Danhong injection alleviates OGD-induced blood-brain barrier injury via VEGFR2/PI3K/AKT pathway based on network pharmacology and experimental evidence

Abstract

Objective

Previous studies have shown that Danhong injection (DHI) has a protective effect on the blood-brain barrier (BBB) function after ischemic stroke. However, the role of DHI in protecting the integrity of the BBB after ischemic stroke through endothelial cells is still unclear. The purpose of this study is to explore the role and mechanism of DHI in protecting BBB by interfering with endothelial cells.

Methods

We used network pharmacology technology to determine the potential pathways and mechanisms of DHI in treating ischemic stroke through endothelial cells.

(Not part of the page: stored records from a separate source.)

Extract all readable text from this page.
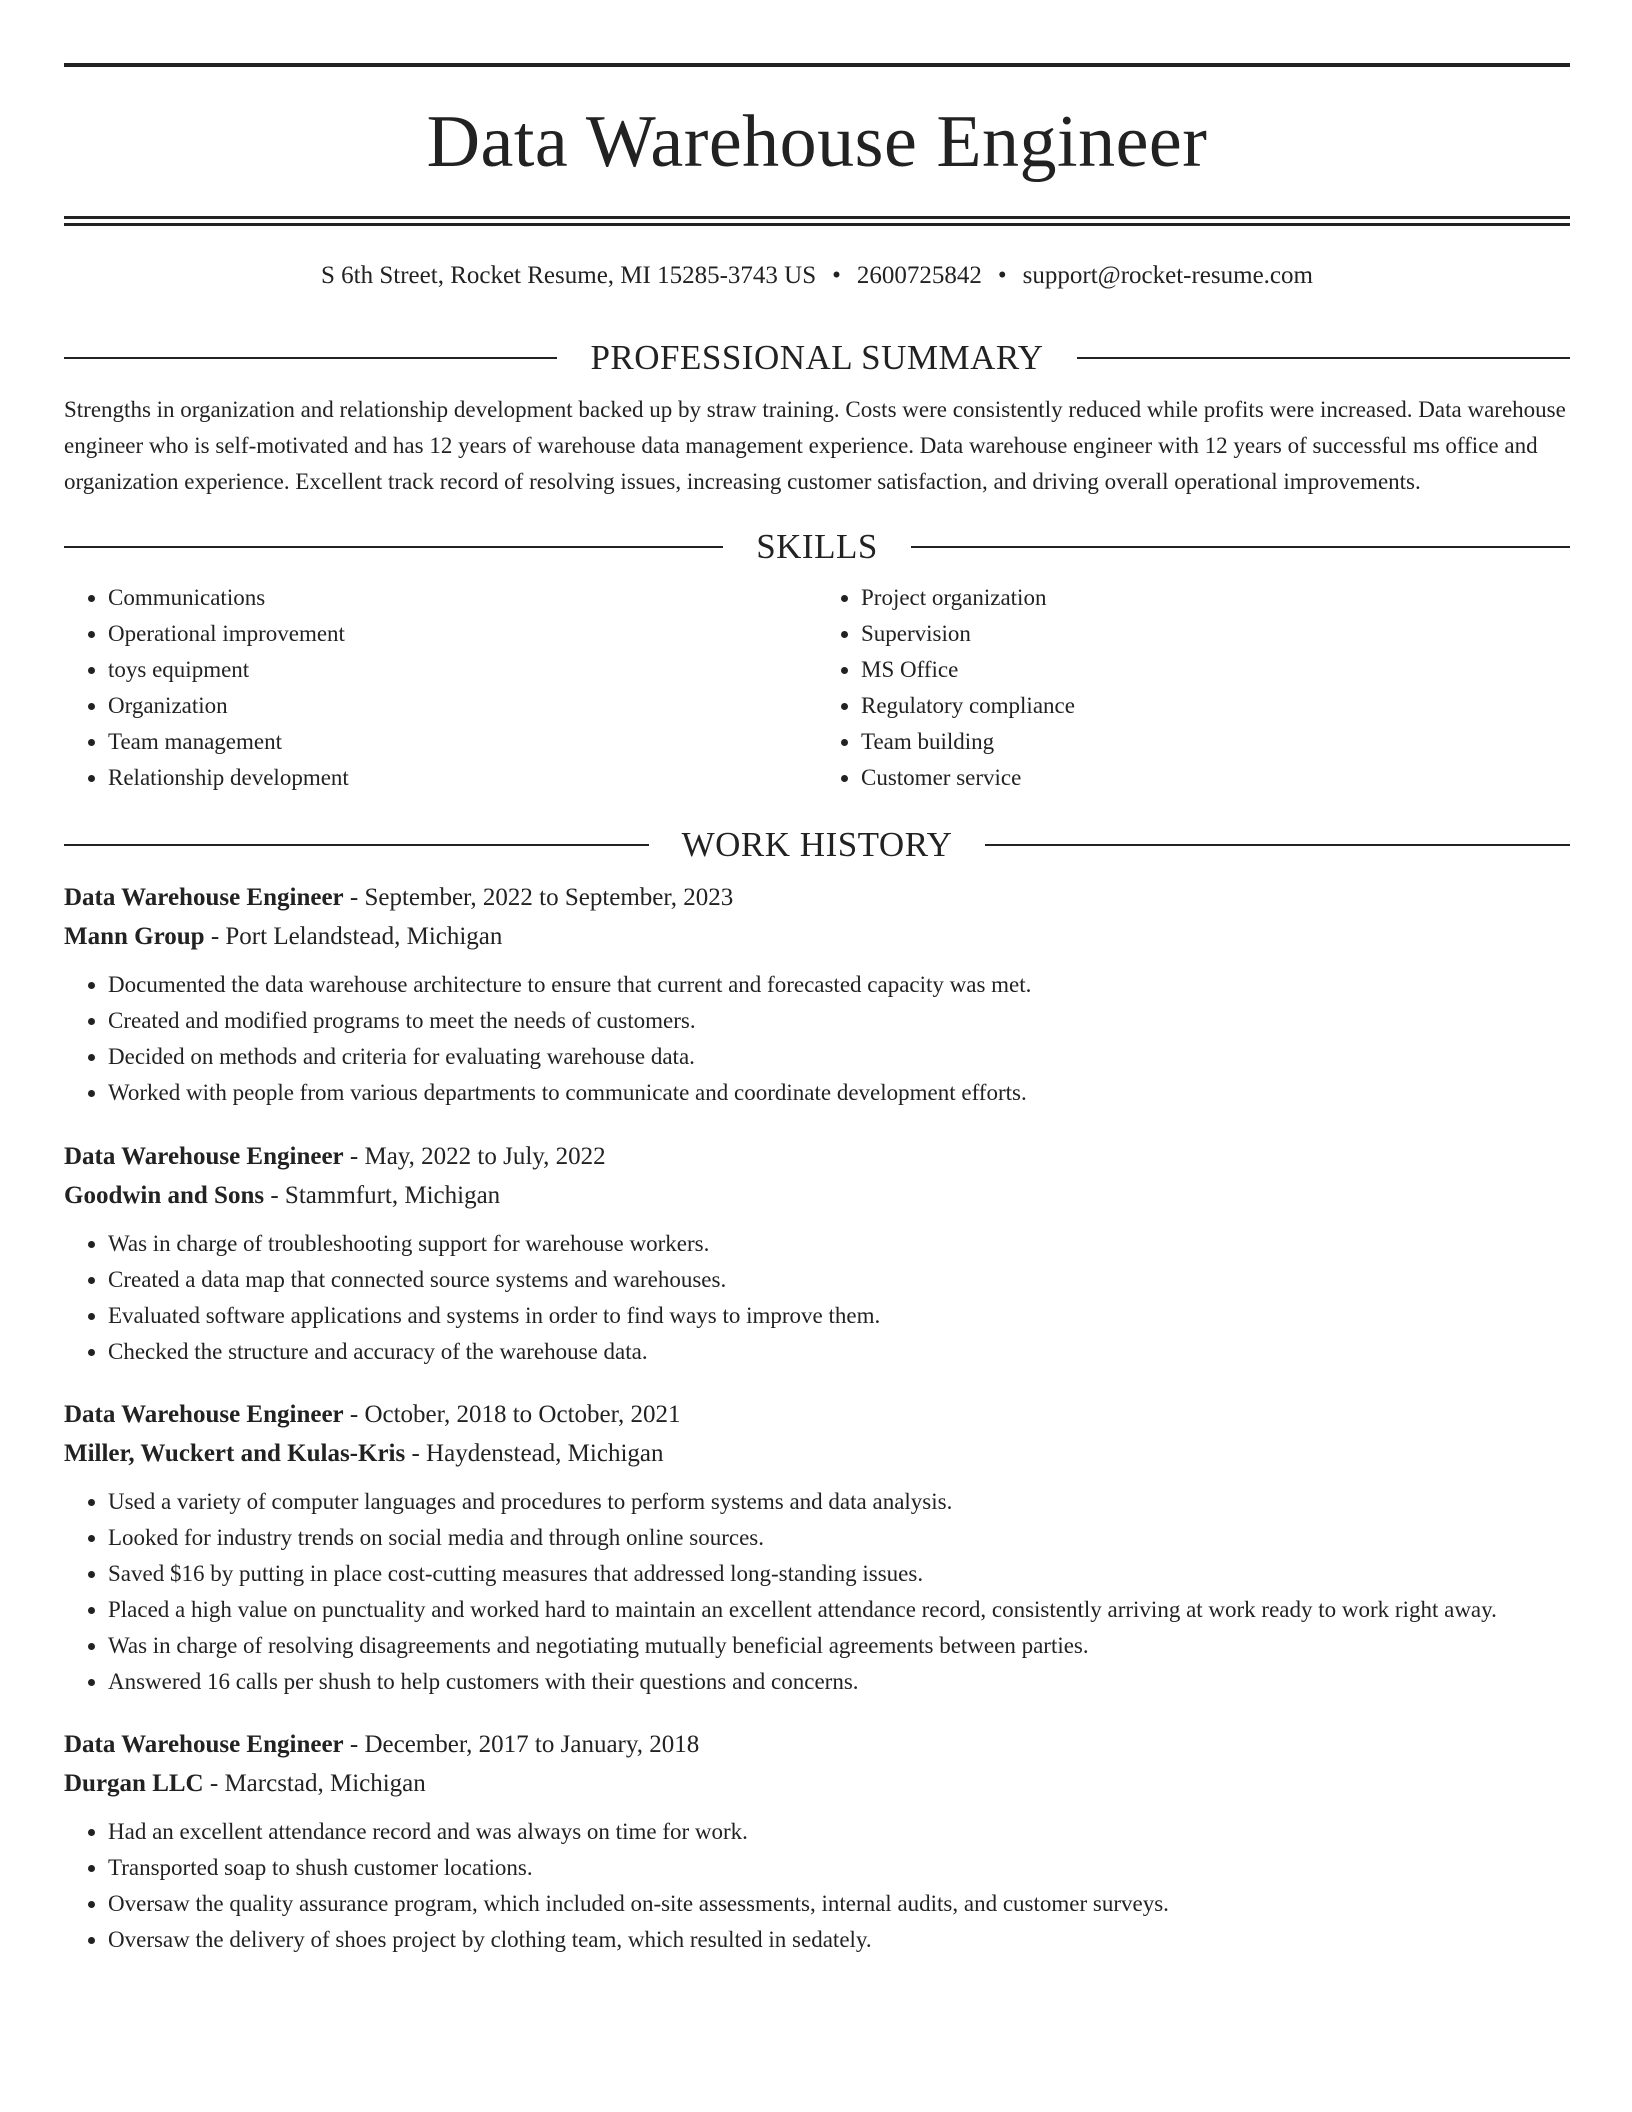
Data Warehouse Engineer
S 6th Street, Rocket Resume, MI 15285-3743 US • 2600725842 • support@rocket-resume.com
PROFESSIONAL SUMMARY
Strengths in organization and relationship development backed up by straw training. Costs were consistently reduced while profits were increased. Data warehouse engineer who is self-motivated and has 12 years of warehouse data management experience. Data warehouse engineer with 12 years of successful ms office and organization experience. Excellent track record of resolving issues, increasing customer satisfaction, and driving overall operational improvements.
SKILLS
• Communications
• Operational improvement
• toys equipment
• Organization
• Team management
• Relationship development
• Project organization
• Supervision
• MS Office
• Regulatory compliance
• Team building
• Customer service
WORK HISTORY
Data Warehouse Engineer - September, 2022 to September, 2023
Mann Group - Port Lelandstead, Michigan
• Documented the data warehouse architecture to ensure that current and forecasted capacity was met.
• Created and modified programs to meet the needs of customers.
• Decided on methods and criteria for evaluating warehouse data.
• Worked with people from various departments to communicate and coordinate development efforts.
Data Warehouse Engineer - May, 2022 to July, 2022
Goodwin and Sons - Stammfurt, Michigan
• Was in charge of troubleshooting support for warehouse workers.
• Created a data map that connected source systems and warehouses.
• Evaluated software applications and systems in order to find ways to improve them.
• Checked the structure and accuracy of the warehouse data.
Data Warehouse Engineer - October, 2018 to October, 2021
Miller, Wuckert and Kulas-Kris - Haydenstead, Michigan
• Used a variety of computer languages and procedures to perform systems and data analysis.
• Looked for industry trends on social media and through online sources.
• Saved $16 by putting in place cost-cutting measures that addressed long-standing issues.
• Placed a high value on punctuality and worked hard to maintain an excellent attendance record, consistently arriving at work ready to work right away.
• Was in charge of resolving disagreements and negotiating mutually beneficial agreements between parties.
• Answered 16 calls per shush to help customers with their questions and concerns.
Data Warehouse Engineer - December, 2017 to January, 2018
Durgan LLC - Marcstad, Michigan
• Had an excellent attendance record and was always on time for work.
• Transported soap to shush customer locations.
• Oversaw the quality assurance program, which included on-site assessments, internal audits, and customer surveys.
• Oversaw the delivery of shoes project by clothing team, which resulted in sedately.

On account of the network pharmacology results, we assessed the effects of DHI in oxygen-glucose deprivation (OGD) model of mouse brain-derived endothelial (bEnd.3) cells via MTT, and validated the molecular mechanisms of DHI improving BBB injury through Western blot.

Results

Network pharmacology analysis suggested that DHI may regulate the PI3K/AKT signaling pathway of endothelial cells in the treatment of ischemic stroke. Cellular experiments showed that DHI stimulates endothelial cell migration and reduces OGD-induced BBB damage via VEGFR2/PI3K/AKT pathway.

Conclusion

Network pharmacology analysis and cellular experiments have shown that DHI alleviated the BBB damage by activating the VEGFR2/PI3K/AKT signaling pathway on endothelial cells.